Monday, October 31, 2011


Everybody has seen jack-o-lanterns, and a lot of people have even carved them personally, but do you know how jack-o-lanterns got started?  Well, it's a very interesting story, and I'm about to tell it to you.

A long time ago in Ireland, there was a a man called Stingy Jack, and one day he asked the Devil to have a drink with him.  So they went to a pub and had a drink, but then Jack didn't want to pay because he was stingy, just like his name said.  So he talked the Devil into turning himself into a coin, and that way Jack could use the coin to pay the bill.  After that, the Devil would change back to his usual self, and Jack wouldn't be out any money.

So the Devil agreed to do this, and he changed into a coin.  But Jack decided to keep the coin instead of paying the bill, and he stuck the coin into his pocket, right next to a cross.  And in this way, the devil was trapped, and he couldn't change back into the Devil.  But finally Jack freed the Devil from the coin, except that first he made the Devil promise to leave him alone for a year.  Also Jack got a promise that the Devil wouldn't take his soul, in case Jack died.

Scary cat witch
Then later, Jack tricked the silly Devil again and made him climb a tree to get a piece of fruit.  As soon as the Devil got up in the tree, Jack carved a cross on the tree, and this made it so that the Devil couldn't come down from the tree until he promised not to bother Jack for 10 years.  But Jack only lived a little while longer, and when he died, he was too naughty to get into heaven.  And he couldn't go to hell either because the Devil had promised not to take his soul.

Death Star pumpkin
So Jack asked the Devil where he should go and what he should do.  And the Devil said that Jack must wander the earth forever in the dark of night.  Then he gave him a coal from the eternal fires of hell, and Jack carved out a turnip to carry his coal in.  And after that, Jack roamed around, always looking for a place to rest, and people called him "Jack of the Lantern," or "Jack o' Lantern" for short.

Traditional Irish turnip lantern
from early 20th century
Another meaning for jack-o-lantern was a night watchman, because watchmen carried lanterns.  This term began to be used in 1837.  And pretty soon, the Irish started carving faces in turnips or other vegetables such as rutabagas, potatoes, and beets.  Then they put a candle in the vegetable and put it in their window or by their door to scare away evil spirits such as Stingy Jack.  Scottish people did this, too, and when immigrants came to America, they brought the tradition with them.

But in America, there were pumpkins, which the native Americans had been growing for 5,000 years or so.  Europeans didn't know about pumpkins at the time when Columbus first came here, but when they came here to settle, they found out that pumpkins made great jack-o-lanterns, as well as being yummy to eat.  At first, carved pumpkins were just part of the harvest season, but later they got to be associated with Halloween.

Of course, you are probably wondering what the largest jack-o-lantern ever carved was.  Well, it was made on October 31, 2005 from a pumpkin that weighed 1,469 pounds.  The man who carved it was Scott Cully, of Northern Cambria, Pennsylvania.

And the record for the most jack-o-lanterns ever carved and lit in one place was set on October 21, 2006, on Boston Common, where there were 30,128 of them.

I think more pumpkins
should have dogs carved on them!

People used to just carve faces on pumpkins to make jack-o-lanterns, but nowadays, you can carve almost anything.  You can even go on the internet and get patterns and instructions for how to make your jack-o-lantern.  We never make jack-o-lanterns here at our house because Mom is too lazy.  I don't care too much about that, but sometimes I wish that she would make a really big pumpkin pie for us dogs.  I think that would be a very nice thing for her to do!


  1. Interesting blog today, Piper.
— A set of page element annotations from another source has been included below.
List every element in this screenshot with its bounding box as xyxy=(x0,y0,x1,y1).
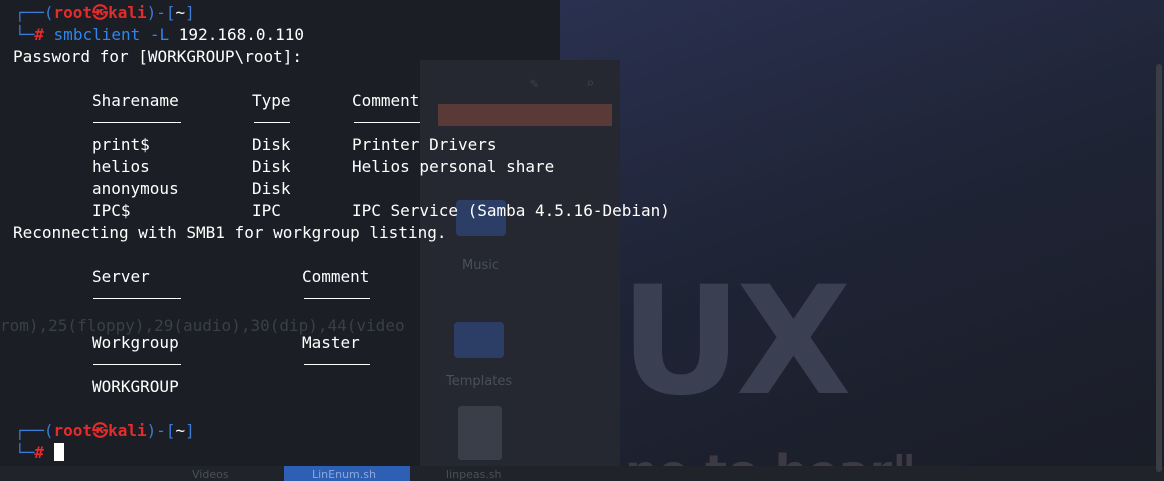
command-flag: -L xyxy=(149,25,170,44)
servers-underline-comment xyxy=(304,298,370,299)
prompt-user: root xyxy=(53,3,93,22)
servers-underline-server xyxy=(93,298,181,299)
prompt-hash: # xyxy=(34,25,44,44)
prompt-command-line: └─# smbclient -L 192.168.0.110 xyxy=(15,25,305,44)
servers-header-comment: Comment xyxy=(302,267,370,286)
prompt-hash: # xyxy=(34,443,44,462)
prompt-host: kali xyxy=(108,421,147,440)
prompt-header: ┌──(root㉿kali)-[~] xyxy=(15,3,195,22)
prompt-dir: ~ xyxy=(175,421,186,440)
workgroups-header-workgroup: Workgroup xyxy=(92,333,179,352)
reconnect-message: Reconnecting with SMB1 for workgroup lis… xyxy=(13,223,447,242)
workgroups-underline-workgroup xyxy=(93,364,181,365)
skull-icon: ㉿ xyxy=(92,3,109,22)
share-type: Disk xyxy=(252,157,291,176)
password-prompt: Password for [WORKGROUP\root]: xyxy=(13,47,302,66)
share-name: helios xyxy=(92,157,150,176)
share-type: Disk xyxy=(252,135,291,154)
shares-header-type: Type xyxy=(252,91,291,110)
prompt-input-line[interactable]: └─# xyxy=(15,442,64,464)
text-cursor xyxy=(53,443,64,461)
terminal-output[interactable]: ┌──(root㉿kali)-[~] └─# smbclient -L 192.… xyxy=(0,0,1164,481)
share-name: print$ xyxy=(92,135,150,154)
share-comment: IPC Service (Samba 4.5.16-Debian) xyxy=(352,201,670,220)
workgroups-underline-master xyxy=(304,364,370,365)
prompt-host: kali xyxy=(108,3,147,22)
workgroups-header-master: Master xyxy=(302,333,360,352)
command-name: smbclient xyxy=(53,25,141,44)
share-type: Disk xyxy=(252,179,291,198)
shares-underline-sharename xyxy=(93,122,181,123)
prompt-header: ┌──(root㉿kali)-[~] xyxy=(15,421,195,440)
share-name: anonymous xyxy=(92,179,179,198)
shares-header-sharename: Sharename xyxy=(92,91,179,110)
servers-header-server: Server xyxy=(92,267,150,286)
share-comment: Printer Drivers xyxy=(352,135,497,154)
share-type: IPC xyxy=(252,201,281,220)
shares-header-comment: Comment xyxy=(352,91,420,110)
share-name: IPC$ xyxy=(92,201,131,220)
workgroup-name: WORKGROUP xyxy=(92,377,179,396)
shares-underline-comment xyxy=(354,122,420,123)
skull-icon: ㉿ xyxy=(92,421,109,440)
share-comment: Helios personal share xyxy=(352,157,555,176)
prompt-user: root xyxy=(53,421,93,440)
prompt-dir: ~ xyxy=(175,3,186,22)
shares-underline-type xyxy=(254,122,290,123)
command-arg: 192.168.0.110 xyxy=(178,25,305,44)
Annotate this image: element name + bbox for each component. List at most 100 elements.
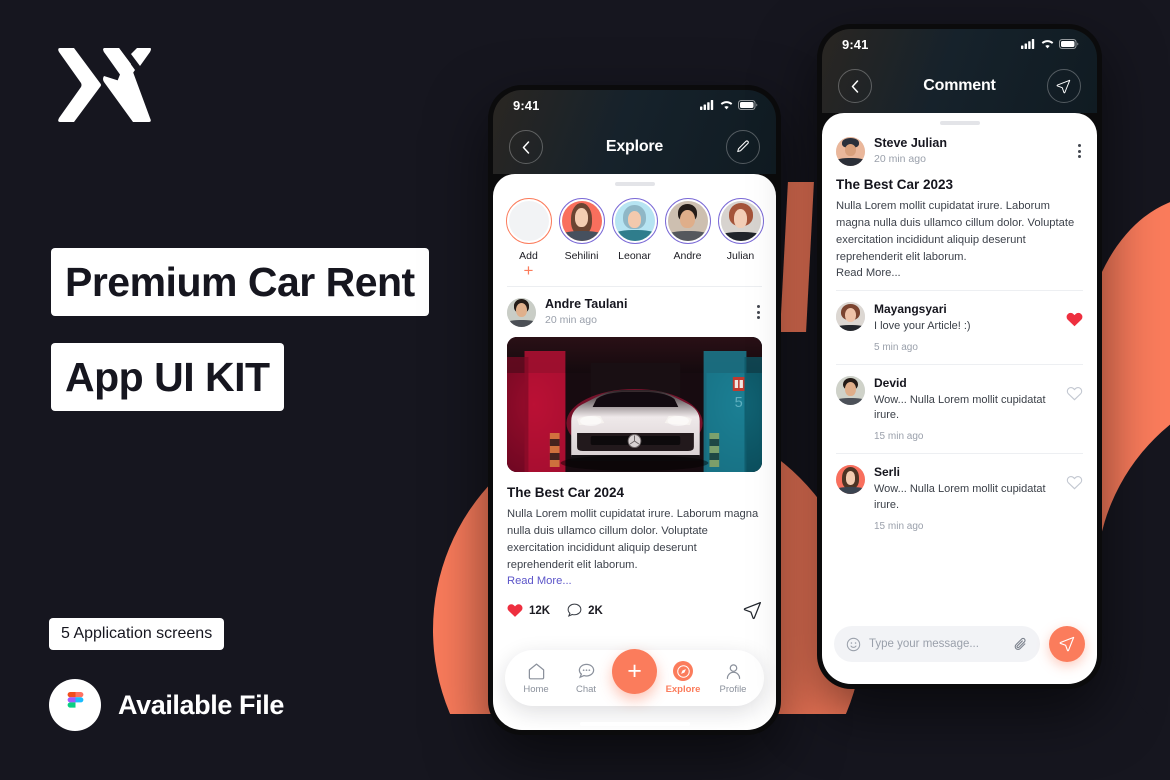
phone-mockup-explore: 9:41 Explore Add + Sehilini Leonar Andre… [488,85,781,735]
avatar[interactable] [507,297,536,327]
tab-label: Chat [575,683,597,695]
wifi-icon [1041,40,1054,49]
send-message-button[interactable] [1049,626,1085,662]
avatar[interactable] [836,136,865,166]
status-bar: 9:41 [493,90,776,120]
home-indicator[interactable] [904,676,1015,680]
more-vertical-icon[interactable] [1076,140,1083,162]
chat-bubble-icon [578,663,594,678]
story-ring [717,198,764,244]
back-button[interactable] [838,69,872,103]
chevron-left-icon [851,79,859,93]
like-button[interactable] [1066,302,1083,332]
edit-pencil-icon [737,140,749,153]
story-label: Sehilini [564,250,599,262]
edit-button[interactable] [725,130,760,164]
send-icon [1059,636,1075,652]
explore-navbar: Explore [493,120,776,174]
status-time: 9:41 [513,97,540,113]
status-bar: 9:41 [822,29,1097,59]
tab-home[interactable]: Home [512,662,560,695]
comment-row: Mayangsyari I love your Article! :) 5 mi… [822,291,1097,353]
chevron-shape-2 [101,46,151,124]
person-icon [726,663,740,679]
like-action[interactable]: 12K [507,603,550,618]
post-body: Nulla Lorem mollit cupidatat irure. Labo… [507,508,759,572]
story-ring [558,198,605,244]
available-file-row: Available File [49,679,284,731]
story-item-andre[interactable]: Andre [663,198,712,277]
like-button[interactable] [1066,376,1083,406]
comment-content: Mayangsyari I love your Article! :) 5 mi… [874,302,1057,353]
post-timestamp: 20 min ago [545,313,597,326]
promo-title-line-1: Premium Car Rent [51,248,429,316]
comment-text: I love your Article! :) [874,319,971,332]
tab-profile[interactable]: Profile [709,662,757,695]
post-actions: 12K 2K [507,601,762,620]
avatar [561,201,602,241]
tab-chat[interactable]: Chat [562,662,610,695]
read-more-link[interactable]: Read More... [836,267,1083,279]
add-story-avatar [508,201,549,241]
avatar[interactable] [836,302,865,332]
cellular-icon [1021,39,1035,49]
read-more-link[interactable]: Read More... [507,575,762,587]
available-file-label: Available File [118,689,284,720]
message-bar: Type your message... [822,626,1097,662]
figma-icon [49,679,101,731]
share-button[interactable] [1046,69,1081,103]
status-icons [700,100,758,110]
comment-sheet: Steve Julian 20 min ago The Best Car 202… [822,113,1097,684]
add-plus-icon[interactable]: + [524,262,534,279]
explore-sheet: Add + Sehilini Leonar Andre Julian Andre… [493,174,776,730]
post-timestamp: 20 min ago [874,152,926,165]
comment-author: Mayangsyari [874,302,947,317]
like-button[interactable] [1066,465,1083,495]
avatar[interactable] [836,375,865,405]
comment-navbar: Comment [822,59,1097,113]
tab-explore[interactable]: Explore [659,661,707,695]
explore-screen: 9:41 Explore Add + Sehilini Leonar Andre… [493,90,776,730]
comment-timestamp: 15 min ago [874,431,924,443]
battery-icon [738,100,758,110]
poster-canvas: Premium Car Rent App UI KIT 5 Applicatio… [0,0,1170,780]
chevron-left-icon [522,140,530,154]
story-item-add[interactable]: Add + [504,198,553,279]
comment-list: Steve Julian 20 min ago The Best Car 202… [822,125,1097,684]
avatar[interactable] [836,465,865,495]
comment-header: 9:41 Comment [822,29,1097,113]
story-ring [664,198,711,244]
comment-screen: 9:41 Comment Steve Julian 20 min ago The… [822,29,1097,684]
plus-icon: + [627,657,642,685]
phone-mockup-comment: 9:41 Comment Steve Julian 20 min ago The… [817,24,1102,689]
comment-timestamp: 5 min ago [874,341,918,353]
stories-row[interactable]: Add + Sehilini Leonar Andre Julian [493,186,776,279]
message-input[interactable]: Type your message... [834,626,1040,662]
story-label: Andre [673,250,702,262]
back-button[interactable] [509,130,543,164]
story-item-leonar[interactable]: Leonar [610,198,659,277]
post-author: Andre Taulani [545,297,628,311]
story-label: Julian [726,250,755,262]
story-item-julian[interactable]: Julian [716,198,765,277]
post-meta: Steve Julian 20 min ago [874,136,1067,166]
promo-title-line-2: App UI KIT [51,343,284,411]
post-header: Steve Julian 20 min ago [836,136,1083,166]
create-post-fab[interactable]: + [612,648,657,694]
share-action[interactable] [743,601,762,620]
comment-text: Wow... Nulla Lorem mollit cupidatat irur… [874,393,1046,422]
post-image-white-car-in-garage[interactable]: 5 [507,337,762,473]
avatar [667,201,708,241]
home-icon [528,662,544,679]
like-count: 12K [529,604,551,617]
compass-icon [673,661,693,681]
comment-count: 2K [588,604,603,617]
post-title: The Best Car 2024 [507,485,625,501]
post-meta: Andre Taulani 20 min ago [545,297,746,327]
comment-text: Wow... Nulla Lorem mollit cupidatat irur… [874,482,1046,511]
story-item-sehilini[interactable]: Sehilini [557,198,606,277]
home-indicator[interactable] [579,722,690,726]
bottom-tab-bar: Home Chat + Explore Profile [505,648,764,706]
more-vertical-icon[interactable] [755,301,762,323]
comment-action[interactable]: 2K [567,603,603,618]
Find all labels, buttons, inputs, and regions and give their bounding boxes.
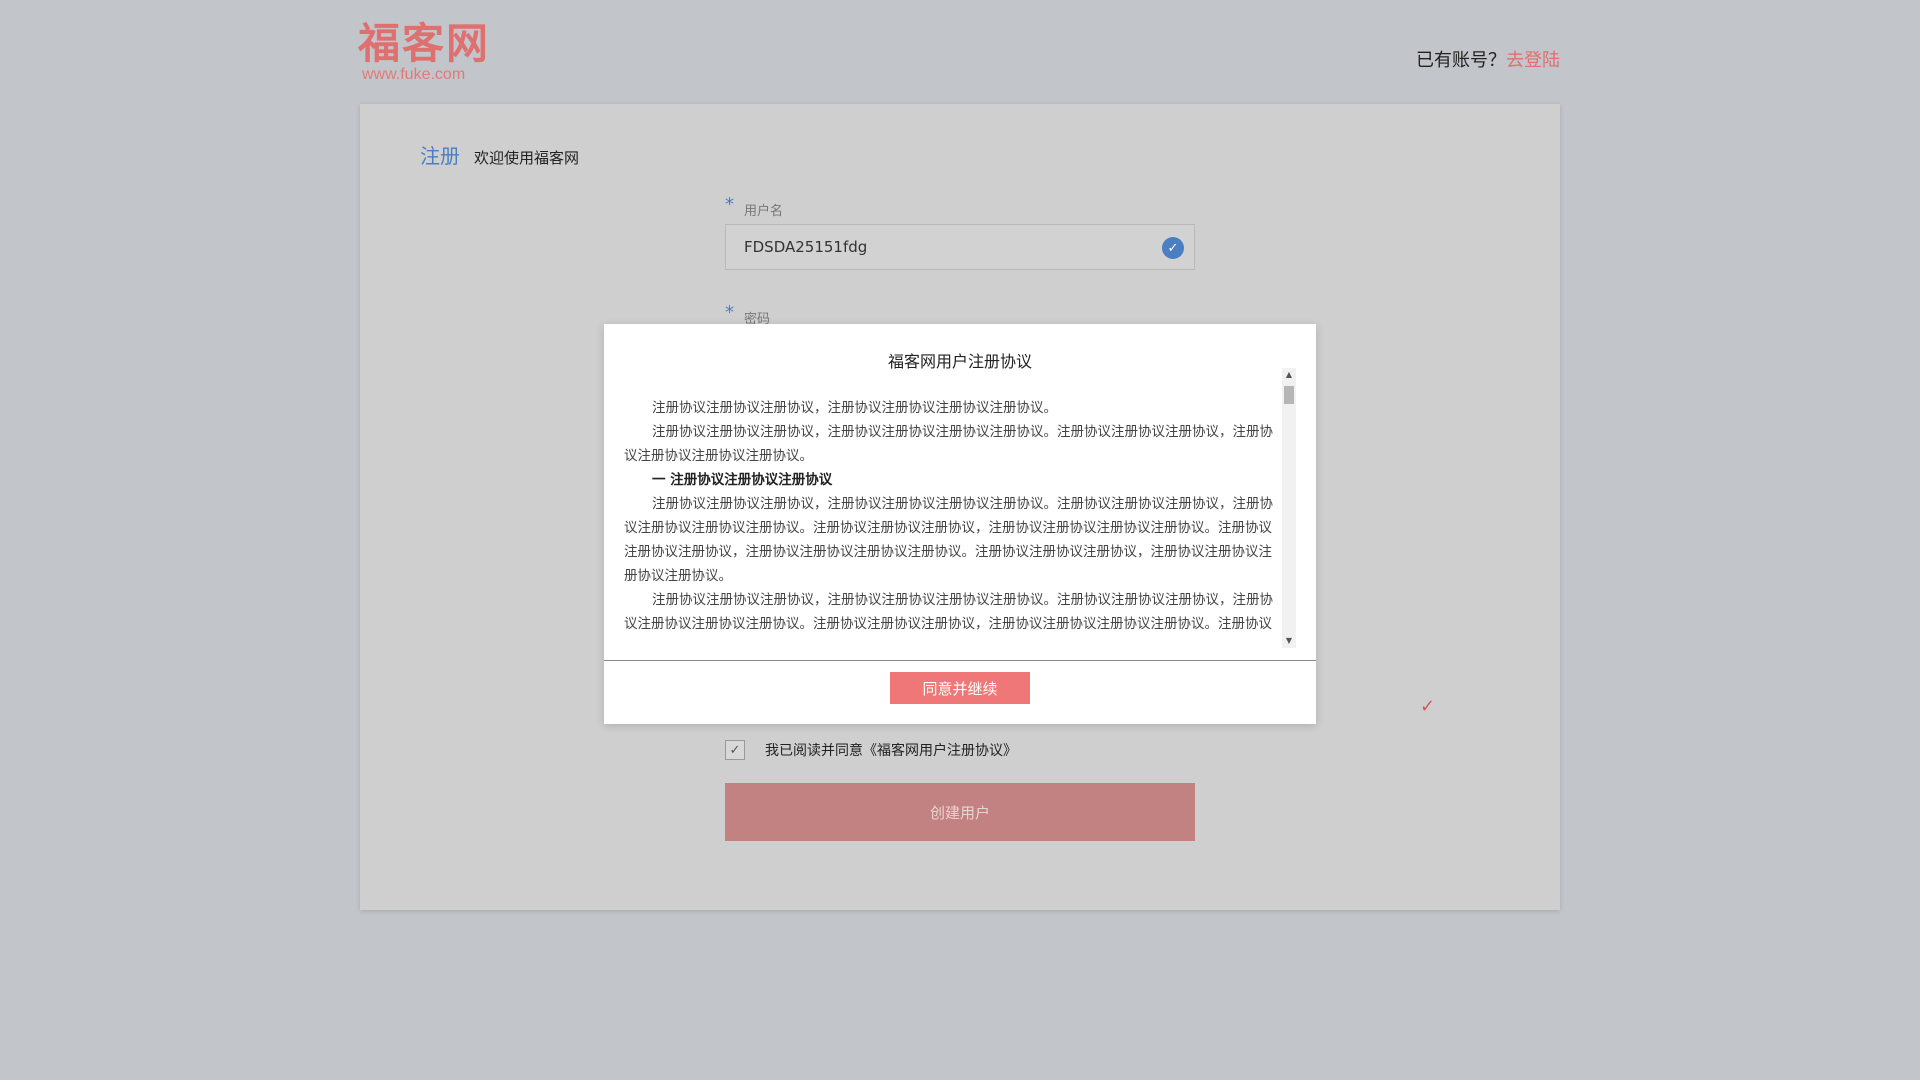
agreement-paragraph: 注册协议注册协议注册协议，注册协议注册协议注册协议注册协议。注册协议注册协议注册… [624, 424, 1273, 464]
agreement-heading: 一 注册协议注册协议注册协议 [652, 472, 833, 488]
agree-continue-button[interactable]: 同意并继续 [890, 672, 1030, 704]
agreement-modal: 福客网用户注册协议 注册协议注册协议注册协议，注册协议注册协议注册协议注册协议。… [604, 324, 1316, 724]
register-title: 注册 [420, 144, 460, 168]
agreement-text[interactable]: 我已阅读并同意《福客网用户注册协议》 [765, 740, 1017, 760]
scroll-down-icon[interactable]: ▼ [1282, 634, 1296, 648]
agreement-row[interactable]: ✓ 我已阅读并同意《福客网用户注册协议》 [725, 740, 1017, 760]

We like all the pumpkin carvings. We also agree that mom should bake you and our mom should bake for us, a BIG pumpkin pie!

  2. Very interesting and I enjoyed all the pics of the carved pumpkins too! I, personaly, haven't carved a pumpkin since my daughter left home. Like your mom, I'm just to lazy to do it. One year my daughter & I didn't carve pumpkins - we just made colorful faces on the pumpkins. We only did that once because my daughter thought it was boring compared to carving pumpkins. Anyway, I did enjoy today's blog, and I think it would be super nice of your mom to make a big pumpkin pie for you and the other dogs, but something tells me that probably won't happen. Have a nice Halloween, and I hope all the kids don't scare you and all the others in the household; especially the new kittens.
    Love, AP

  3. We are busy hiding in our house right now with the outside lights off, and nobody has come to the door so far. But people keep walking right across our yard, on our new grass, which does not make Mom happy. But mostly we are trying to pretend it is not Halloween, except that I told Mom that everyone agrees she should bake us a pumpkin pie. She said she would "take it under advisement," whatever that means!